Three or four days after that document of thanks the French Army was wedged up against the Belgian frontier. Every means of escape was shut up by a ring of flame from Prussian cannon. There was one way of escape. What was that? By violating the neutrality of Belgium. What did they do? The French on that occasion preferred ruin, humiliation, to the breaking of their bond. The French Emperor, French Marshals, 100,000 gallant Frenchmen in arms preferred to be carried captive to the strange land of their enemy rather than dishonour the name of their country. It was the last French Army defeat. Had they violated Belgian neutrality the whole history of that war would have been changed. And yet it was the interest of France to break the treaty. She did not do it.

It is now the interest of Prussia to break the treaty, and she has done it. Well, why? She avowed it with cynical contempt for every principle of justice. She says treaties only bind you when it is to your interest to keep them. 'What is a treaty?' says the German Chancellor. 'A scrap of paper.' Have you any £5 notes about you? I am not calling for them. Have you any of those neat little Treasury £1 notes? If you have, burn them; they are only 'scraps of paper'. What are they made of? Rags. What are they worth? The whole credit of the British Empire. 'Scraps of paper.' I have been dealing with scraps of paper within the last month. It is suddenly found the commerce of the world is coming to a standstill. The machine had stopped. Why? I will tell you. We discovered, many of us for the first time—I do not pretend to say that I do not know much more about the machinery of commerce to-day than I did six weeks ago, and there are a good many men like me—we discovered the machinery of commerce was moved by bills of exchange. I have seen some of them—wretched, crinkled, scrawled over, blotched, frowsy, and yet these wretched little scraps of paper moved great ships, laden with thousands of tons of precious cargo, from one end of the world to the other. What was the motive power behind them? The honour of commercial men.

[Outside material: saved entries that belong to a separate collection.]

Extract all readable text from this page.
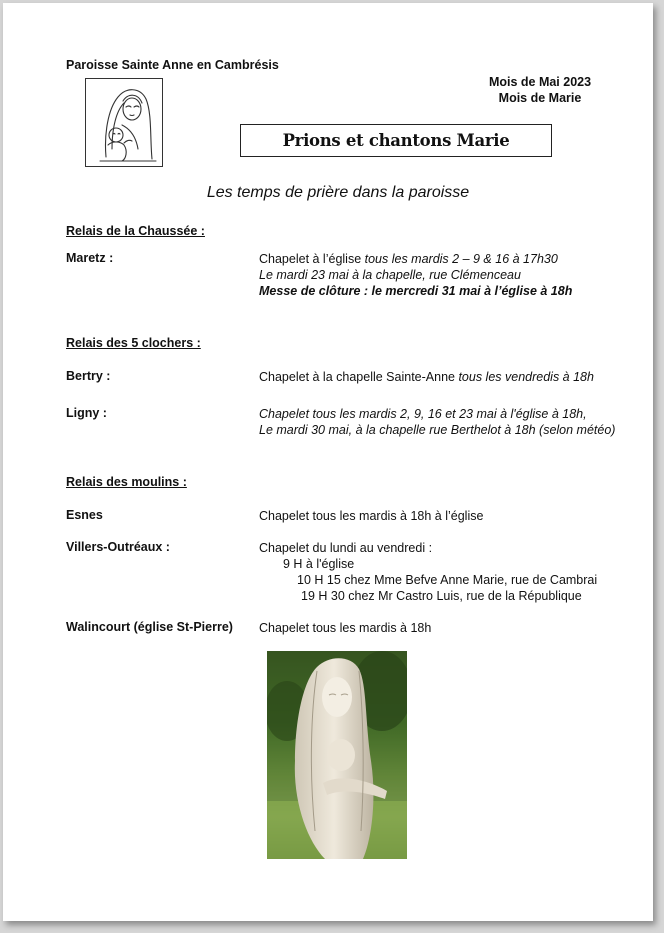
Paroisse Sainte Anne en Cambrésis
Mois de Mai 2023
Mois de Marie
Prions et chantons Marie
Les temps de prière dans la paroisse
Relais de la Chaussée :
Maretz :	Chapelet à l’église tous les mardis 2 – 9 & 16 à 17h30
Le mardi 23 mai à la chapelle, rue Clémenceau
Messe de clôture : le mercredi 31 mai à l’église à 18h
Relais des 5 clochers :
Bertry :	Chapelet à la chapelle Sainte-Anne tous les vendredis à 18h
Ligny :	Chapelet tous les mardis 2, 9, 16 et 23 mai à l'église à 18h,
Le mardi 30 mai, à la chapelle rue Berthelot à 18h (selon météo)
Relais des moulins :
Esnes	Chapelet tous les mardis à 18h à l’église
Villers-Outréaux :	Chapelet du lundi au vendredi :
9 H à l'église
10 H 15 chez Mme Befve Anne Marie, rue de Cambrai
19 H 30 chez Mr Castro Luis, rue de la République
Walincourt (église St-Pierre) Chapelet tous les mardis à 18h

Treaties are the currency of international statesmanship. Let us be fair. German merchants, German traders had the reputation of being as upright and straightforward as any traders in the world. But if the currency of German commerce is to be debased to the level of her statesmanship, no trader from Shanghai to Valparaiso will ever look at a German signature again. This doctrine of the scrap of paper, this doctrine which is superscribed by Bernhardi, that treaties only bind a nation as long as it is to its interest, goes to the root of public law. It is the straight road to barbarism, just as if you removed the magnetic pole whenever it was in the way of a German cruiser, the whole navigation of the seas would become dangerous, difficult, impossible, and the whole machinery of civilization will break down if this doctrine wins in this war.